Goodfire says it removed German from a small language model with just four tokens

Goodfire says it stripped German from a small language model with minimal fine-tuning

Goodfire AI says it managed to remove a language model's ability to generate German text by fine-tuning it on just four German tokens, a result the company presented as an early demonstration of its model-editing approach.

In a thread posted on X, the startup said the experiment was done during a one-day hackathon using its Silico product. The company described the target as a 67 million parameter language model and said it altered the model by tuning a single scalar factor on one internal weight subcomponent.

The work was framed as an exploration of what Goodfire calls parameter decomposition. The company said the method breaks a model's weight matrices into smaller, interpretable parts that activate sparsely. That decomposition, Goodfire said, can make it possible to locate and modify specific behaviors in a model more precisely than standard fine-tuning.

A targeted edit with limited spillover

Goodfire said it chose German because it appeared to be the model's strongest non-English language. After applying its edit, the company said the model could no longer predict German text in the way it had before.

The startup compared the result with LoRA fine-tuning, a more common adaptation technique. According to Goodfire, its method matched LoRA's ability to suppress German while using far fewer tokens. It also claimed the edit had less impact on other languages. In the company's account, some LoRA runs harmed French, Spanish, Italian and, in some cases, English, while its own approach left those languages largely intact.
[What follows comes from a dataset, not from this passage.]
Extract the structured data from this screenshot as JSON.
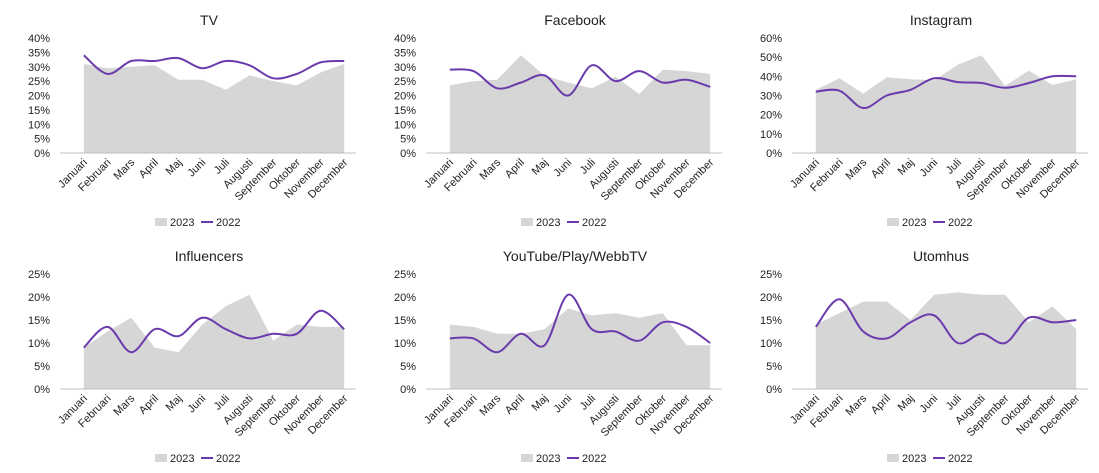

Goodfire also said the interpretability of its decomposition approach helped it refine the experiment. The company said it first tried tuning the top 16 components associated with German, but inspection of their labels showed that many were connected to foreign languages more broadly. That prompted the team to narrow the edit to a single German-specific component, which it said improved precision.

The company presented the result as an example of how interpretability could support more predictable model editing. It also suggested that if a decomposition is useful once, the up-front cost of interpreting the model could be reused across many future tasks.

Part of a broader interpretability push

The German-removal demo fits into Goodfire's larger push around interpretability tools and model control. The company has been promoting Silico as a platform for inspecting model internals, debugging failures and shaping model behavior. It has also used recent posts to highlight related research into neural geometry, data debugging and model behavior analysis.

Goodfire said the experiment was an early demo rather than a finished product claim. It pointed readers to a longer technical explanation on LessWrong and invited researchers to request access to Silico.

The thread also included a correction noting that one plot in the original post had a small labeling issue. Goodfire said the bars in a chart of off-target effects were displayed slightly above their true means because of a plotting error, and it later shared a corrected version.

While the demo was narrow in scope, it adds to a growing body of work aimed at making AI systems more editable and easier to understand. The company’s pitch is that if researchers can identify the internal pieces responsible for a behavior, they may be able to alter that behavior without broadly disturbing the rest of the model.